Cameron’s ability to imagine whole new worlds onscreen (Terminator, Titanic)  draws moviegoers in droves. In Avatar, he transports us to Pandora, a moon whose landscape and inhabitants are rendered impossibly beautiful by the marvels of CGI.

Mother Earth has been irrevocably wrecked by mankind’s greed and nearsightedness.   Pandora is rich in Unobtainium, a magic mineral that will help humans overcome the laws of gravity and escape their ruined world. An American military-industrial consortium is trying to infiltrate Pandora’s native community, the Na’vis, to gain control over this precious resource. The project’s scientists feed a human’s DNA into a Na’vi replica. This interactive being becomes his “avatar”, remaining completely under the host’s control. 

These avatars are expected to befriend and persuade the Na’vi to move from their home, leaving the area free for commercial exploitation. Enter ex-Marine Jake Sully (Sam Worthington), a paraplegic, who, in his Na’vi avatar, rediscovers the use of his limbs, meets a Na’ vi princess and grows to respect and appreciate these amazing creatures. Will Jake follow his conscience or will he toe the line of his employers?

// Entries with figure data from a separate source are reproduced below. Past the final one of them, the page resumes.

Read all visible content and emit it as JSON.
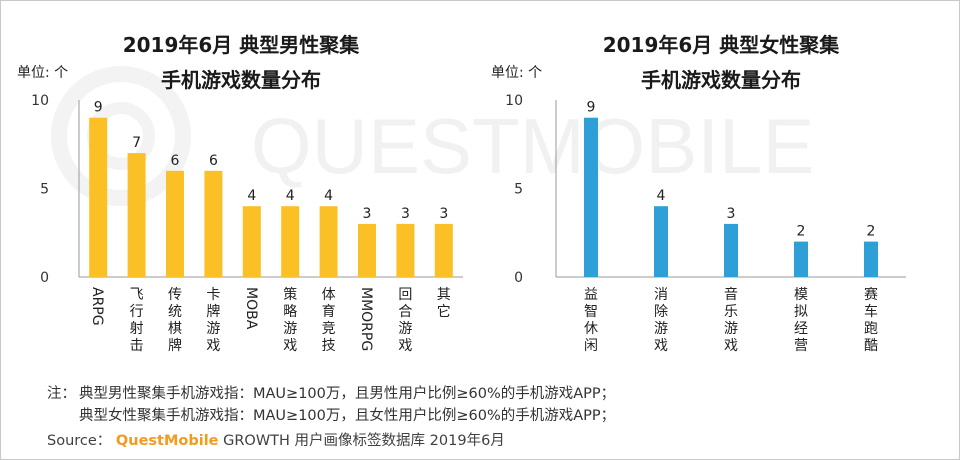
{
  "watermark": "QUESTMOBILE",
  "chart_data": [
    {
      "type": "bar",
      "title": [
        "2019年6月 典型男性聚集",
        "手机游戏数量分布"
      ],
      "unit_label": "单位: 个",
      "categories": [
        "ARPG",
        "飞行射击",
        "传统棋牌",
        "卡牌游戏",
        "MOBA",
        "策略游戏",
        "体育竞技",
        "MMORPG",
        "回合游戏",
        "其它"
      ],
      "values": [
        9,
        7,
        6,
        6,
        4,
        4,
        4,
        3,
        3,
        3
      ],
      "yticks": [
        0,
        5,
        10
      ],
      "ylim": [
        0,
        10
      ],
      "color": "#fcc027"
    },
    {
      "type": "bar",
      "title": [
        "2019年6月 典型女性聚集",
        "手机游戏数量分布"
      ],
      "unit_label": "单位: 个",
      "categories": [
        "益智休闲",
        "消除游戏",
        "音乐游戏",
        "模拟经营",
        "赛车跑酷"
      ],
      "values": [
        9,
        4,
        3,
        2,
        2
      ],
      "yticks": [
        0,
        5,
        10
      ],
      "ylim": [
        0,
        10
      ],
      "color": "#2f9fd8"
    }
  ],
  "notes": {
    "label": "注：",
    "lines": [
      "典型男性聚集手机游戏指：MAU≥100万，且男性用户比例≥60%的手机游戏APP；",
      "典型女性聚集手机游戏指：MAU≥100万，且女性用户比例≥60%的手机游戏APP；"
    ]
  },
  "source": {
    "prefix": "Source：",
    "brand": "QuestMobile",
    "suffix": "GROWTH 用户画像标签数据库 2019年6月"
  }
}
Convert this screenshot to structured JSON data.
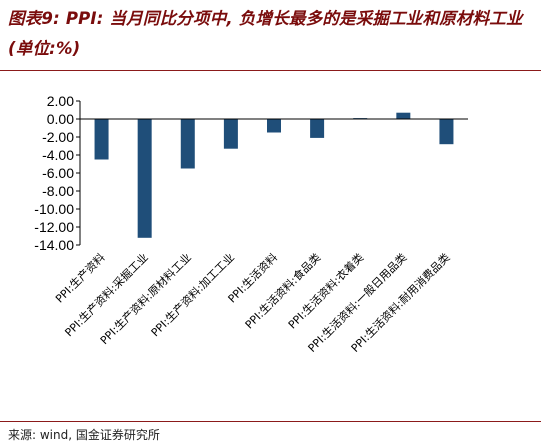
{
  "title": "图表9: PPI: 当月同比分项中, 负增长最多的是采掘工业和原材料工业 (单位:%)",
  "source": "来源: wind, 国金证券研究所",
  "colors": {
    "bar": "#1f4e79",
    "title": "#7a0c0c",
    "rule": "#8b1a1a"
  },
  "chart_data": {
    "type": "bar",
    "categories": [
      "PPI:生产资料",
      "PPI:生产资料:采掘工业",
      "PPI:生产资料:原材料工业",
      "PPI:生产资料:加工工业",
      "PPI:生活资料",
      "PPI:生活资料:食品类",
      "PPI:生活资料:衣着类",
      "PPI:生活资料:一般日用品类",
      "PPI:生活资料:耐用消费品类"
    ],
    "values": [
      -4.5,
      -13.2,
      -5.5,
      -3.3,
      -1.5,
      -2.1,
      0.1,
      0.7,
      -2.8
    ],
    "ylim": [
      -14,
      2
    ],
    "yticks": [
      "2.00",
      "0.00",
      "-2.00",
      "-4.00",
      "-6.00",
      "-8.00",
      "-10.00",
      "-12.00",
      "-14.00"
    ],
    "ytick_values": [
      2,
      0,
      -2,
      -4,
      -6,
      -8,
      -10,
      -12,
      -14
    ],
    "title": "",
    "xlabel": "",
    "ylabel": ""
  }
}
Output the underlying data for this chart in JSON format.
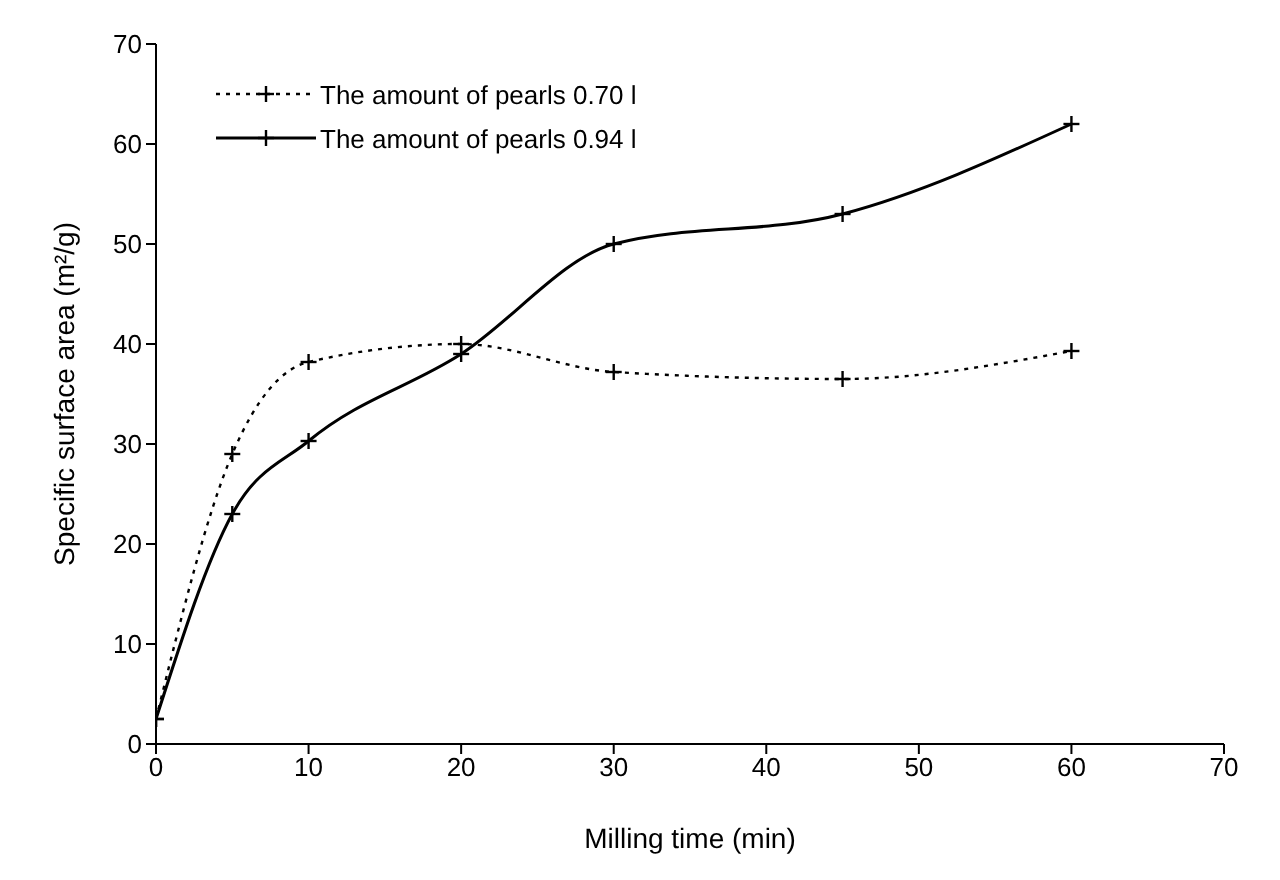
{
  "chart_data": {
    "type": "line",
    "xlabel": "Milling time (min)",
    "ylabel": "Specific surface area (m²/g)",
    "x": [
      0,
      5,
      10,
      20,
      30,
      45,
      60
    ],
    "series": [
      {
        "name": "The amount of pearls 0.70 l",
        "color": "#000000",
        "line_style": "dotted",
        "values": [
          2.5,
          29,
          38.2,
          40,
          37.2,
          36.5,
          39.3
        ]
      },
      {
        "name": "The amount of pearls 0.94 l",
        "color": "#000000",
        "line_style": "solid",
        "values": [
          2.5,
          23,
          30.3,
          39,
          50,
          53,
          62
        ]
      }
    ],
    "xlim": [
      0,
      70
    ],
    "xticks": [
      0,
      10,
      20,
      30,
      40,
      50,
      60,
      70
    ],
    "ylim": [
      0,
      70
    ],
    "yticks": [
      0,
      10,
      20,
      30,
      40,
      50,
      60,
      70
    ],
    "grid": false,
    "legend": "top left",
    "marker": "cross"
  }
}
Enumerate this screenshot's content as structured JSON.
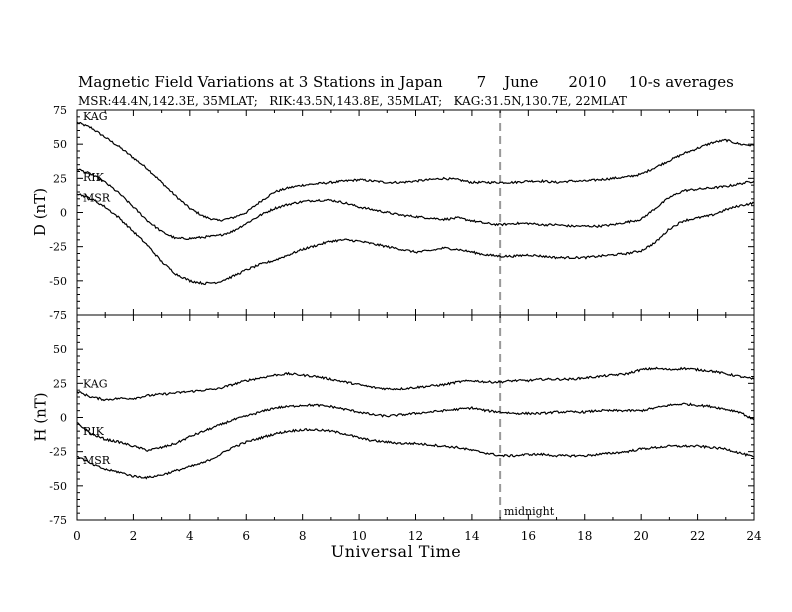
{
  "title": {
    "main": "Magnetic Field Variations at 3 Stations in Japan",
    "date_day": "7",
    "date_month": "June",
    "date_year": "2010",
    "averaging": "10-s averages"
  },
  "subtitle": "MSR:44.4N,142.3E, 35MLAT;   RIK:43.5N,143.8E, 35MLAT;   KAG:31.5N,130.7E, 22MLAT",
  "xlabel": "Universal Time",
  "annotation": "midnight",
  "chart_data": [
    {
      "type": "line",
      "panel": "D",
      "ylabel": "D (nT)",
      "ylim": [
        -75,
        75
      ],
      "yticks": [
        -75,
        -50,
        -25,
        0,
        25,
        50,
        75
      ],
      "xlim": [
        0,
        24
      ],
      "xticks": [
        0,
        2,
        4,
        6,
        8,
        10,
        12,
        14,
        16,
        18,
        20,
        22,
        24
      ],
      "vline_x": 15,
      "x": [
        0,
        0.5,
        1,
        1.5,
        2,
        2.5,
        3,
        3.5,
        4,
        4.5,
        5,
        5.5,
        6,
        6.5,
        7,
        7.5,
        8,
        8.5,
        9,
        9.5,
        10,
        10.5,
        11,
        11.5,
        12,
        12.5,
        13,
        13.5,
        14,
        14.5,
        15,
        15.5,
        16,
        16.5,
        17,
        17.5,
        18,
        18.5,
        19,
        19.5,
        20,
        20.5,
        21,
        21.5,
        22,
        22.5,
        23,
        23.5,
        24
      ],
      "series": [
        {
          "name": "KAG",
          "values": [
            66,
            62,
            55,
            48,
            40,
            32,
            22,
            12,
            3,
            -3,
            -6,
            -4,
            0,
            8,
            15,
            18,
            20,
            21,
            22,
            23,
            24,
            23,
            22,
            22,
            23,
            24,
            25,
            24,
            22,
            22,
            22,
            22,
            23,
            23,
            22,
            23,
            23,
            24,
            25,
            26,
            28,
            33,
            38,
            43,
            47,
            51,
            53,
            50,
            49
          ]
        },
        {
          "name": "RIK",
          "values": [
            32,
            28,
            22,
            14,
            4,
            -6,
            -14,
            -19,
            -19,
            -18,
            -17,
            -14,
            -8,
            -2,
            3,
            6,
            8,
            9,
            9,
            7,
            4,
            2,
            0,
            -2,
            -3,
            -4,
            -5,
            -4,
            -6,
            -8,
            -9,
            -8,
            -8,
            -9,
            -9,
            -10,
            -10,
            -10,
            -9,
            -7,
            -5,
            3,
            11,
            16,
            17,
            18,
            19,
            21,
            23
          ]
        },
        {
          "name": "MSR",
          "values": [
            14,
            10,
            4,
            -4,
            -14,
            -24,
            -36,
            -45,
            -50,
            -52,
            -51,
            -47,
            -42,
            -38,
            -35,
            -31,
            -27,
            -24,
            -21,
            -20,
            -21,
            -23,
            -25,
            -27,
            -29,
            -28,
            -26,
            -27,
            -29,
            -31,
            -32,
            -32,
            -31,
            -32,
            -33,
            -33,
            -33,
            -32,
            -31,
            -30,
            -28,
            -22,
            -12,
            -6,
            -4,
            -2,
            2,
            5,
            7
          ]
        }
      ]
    },
    {
      "type": "line",
      "panel": "H",
      "ylabel": "H (nT)",
      "ylim": [
        -75,
        75
      ],
      "yticks": [
        -75,
        -50,
        -25,
        0,
        25,
        50,
        75
      ],
      "xlim": [
        0,
        24
      ],
      "xticks": [
        0,
        2,
        4,
        6,
        8,
        10,
        12,
        14,
        16,
        18,
        20,
        22,
        24
      ],
      "vline_x": 15,
      "x": [
        0,
        0.5,
        1,
        1.5,
        2,
        2.5,
        3,
        3.5,
        4,
        4.5,
        5,
        5.5,
        6,
        6.5,
        7,
        7.5,
        8,
        8.5,
        9,
        9.5,
        10,
        10.5,
        11,
        11.5,
        12,
        12.5,
        13,
        13.5,
        14,
        14.5,
        15,
        15.5,
        16,
        16.5,
        17,
        17.5,
        18,
        18.5,
        19,
        19.5,
        20,
        20.5,
        21,
        21.5,
        22,
        22.5,
        23,
        23.5,
        24
      ],
      "series": [
        {
          "name": "KAG",
          "values": [
            19,
            15,
            13,
            14,
            14,
            16,
            17,
            18,
            19,
            20,
            21,
            24,
            27,
            29,
            31,
            32,
            31,
            30,
            28,
            26,
            24,
            22,
            21,
            21,
            22,
            23,
            24,
            26,
            27,
            26,
            26,
            27,
            27,
            28,
            28,
            28,
            29,
            30,
            31,
            32,
            35,
            36,
            35,
            36,
            35,
            34,
            32,
            30,
            28
          ]
        },
        {
          "name": "RIK",
          "values": [
            -4,
            -12,
            -16,
            -18,
            -21,
            -24,
            -22,
            -19,
            -14,
            -10,
            -6,
            -2,
            1,
            4,
            7,
            8,
            9,
            9,
            8,
            6,
            4,
            2,
            1,
            2,
            3,
            4,
            5,
            6,
            7,
            5,
            4,
            3,
            3,
            3,
            4,
            4,
            4,
            5,
            5,
            5,
            5,
            7,
            9,
            10,
            9,
            8,
            6,
            4,
            -2
          ]
        },
        {
          "name": "MSR",
          "values": [
            -28,
            -34,
            -38,
            -40,
            -43,
            -44,
            -42,
            -39,
            -36,
            -33,
            -28,
            -22,
            -18,
            -15,
            -12,
            -10,
            -9,
            -9,
            -10,
            -12,
            -15,
            -17,
            -18,
            -19,
            -19,
            -20,
            -21,
            -22,
            -24,
            -26,
            -28,
            -28,
            -27,
            -27,
            -28,
            -28,
            -28,
            -27,
            -26,
            -25,
            -23,
            -22,
            -21,
            -21,
            -21,
            -22,
            -23,
            -26,
            -29
          ]
        }
      ]
    }
  ]
}
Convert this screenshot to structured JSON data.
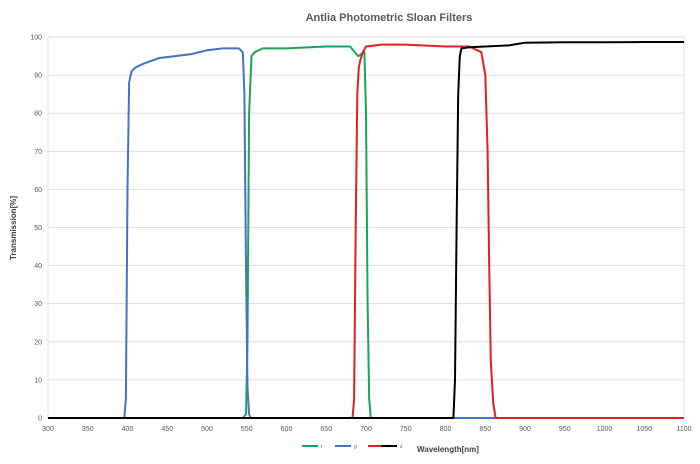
{
  "chart_data": {
    "type": "line",
    "title": "Antlia Photometric Sloan Filters",
    "xlabel": "Wavelength[nm]",
    "ylabel": "Transmission[%]",
    "xlim": [
      300,
      1100
    ],
    "ylim": [
      0,
      100
    ],
    "xticks": [
      "300",
      "350",
      "400",
      "450",
      "500",
      "550",
      "600",
      "650",
      "700",
      "750",
      "800",
      "850",
      "900",
      "950",
      "1000",
      "1050",
      "1100"
    ],
    "yticks": [
      "0",
      "10",
      "20",
      "30",
      "40",
      "50",
      "60",
      "70",
      "80",
      "90",
      "100"
    ],
    "grid": "horizontal",
    "legend_position": "bottom",
    "series": [
      {
        "name": "r",
        "color": "#1aa35a",
        "x": [
          300,
          545,
          549,
          551,
          553,
          556,
          560,
          570,
          600,
          650,
          680,
          690,
          698,
          700,
          702,
          704,
          706,
          1100
        ],
        "y": [
          0,
          0,
          1,
          20,
          80,
          95,
          96,
          97,
          97,
          97.5,
          97.5,
          95,
          96,
          80,
          30,
          5,
          0,
          0
        ]
      },
      {
        "name": "g",
        "color": "#4472c4",
        "x": [
          300,
          396,
          398,
          400,
          402,
          405,
          410,
          420,
          440,
          460,
          480,
          500,
          520,
          540,
          545,
          547,
          549,
          551,
          553,
          555,
          1100
        ],
        "y": [
          0,
          0,
          5,
          60,
          88,
          91,
          92,
          93,
          94.5,
          95,
          95.5,
          96.5,
          97,
          97,
          96,
          85,
          40,
          8,
          1,
          0,
          0
        ]
      },
      {
        "name": "i",
        "color": "#e02020",
        "x": [
          300,
          683,
          685,
          687,
          689,
          691,
          693,
          696,
          700,
          720,
          750,
          800,
          830,
          845,
          850,
          853,
          855,
          857,
          860,
          863,
          1100
        ],
        "y": [
          0,
          0,
          5,
          50,
          85,
          92,
          94,
          96,
          97.5,
          98,
          98,
          97.5,
          97.5,
          96,
          90,
          70,
          40,
          15,
          4,
          0,
          0
        ]
      },
      {
        "name": "z",
        "color": "#000000",
        "x": [
          300,
          810,
          812,
          814,
          816,
          818,
          820,
          830,
          850,
          880,
          900,
          950,
          1000,
          1050,
          1100
        ],
        "y": [
          0,
          0,
          10,
          50,
          85,
          95,
          97,
          97.3,
          97.5,
          97.8,
          98.5,
          98.6,
          98.6,
          98.7,
          98.7
        ]
      }
    ]
  }
}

Avatar’s plot is riddled with well-worn “isms” – military adventurism, capitalism versus the environment and the oldest villain of all, imperialism. The performances are average and the dialogue is often wince-inducing in its triteness (“Fight terror with terror”, anyone?).

And yet, Avatar engages and enthrals.  With 3-D glasses on, you’re a wide-eyed kid again, lost in the sumptuous beauty of Pandora. Marvel at the forest floor lighting up beneath the Na’vi’s footprints, ride the skies atop fabulous beasts that fly. The cataclysmic destruction of Pandora is guaranteed to leave you slack-jawed. Despite plot twists that can be seen a mile away, Avatar’s story hangs together for its 2-hour plus duration, compellingly enough to make you forget your popcorn. That, as they say, is the magic of the movies!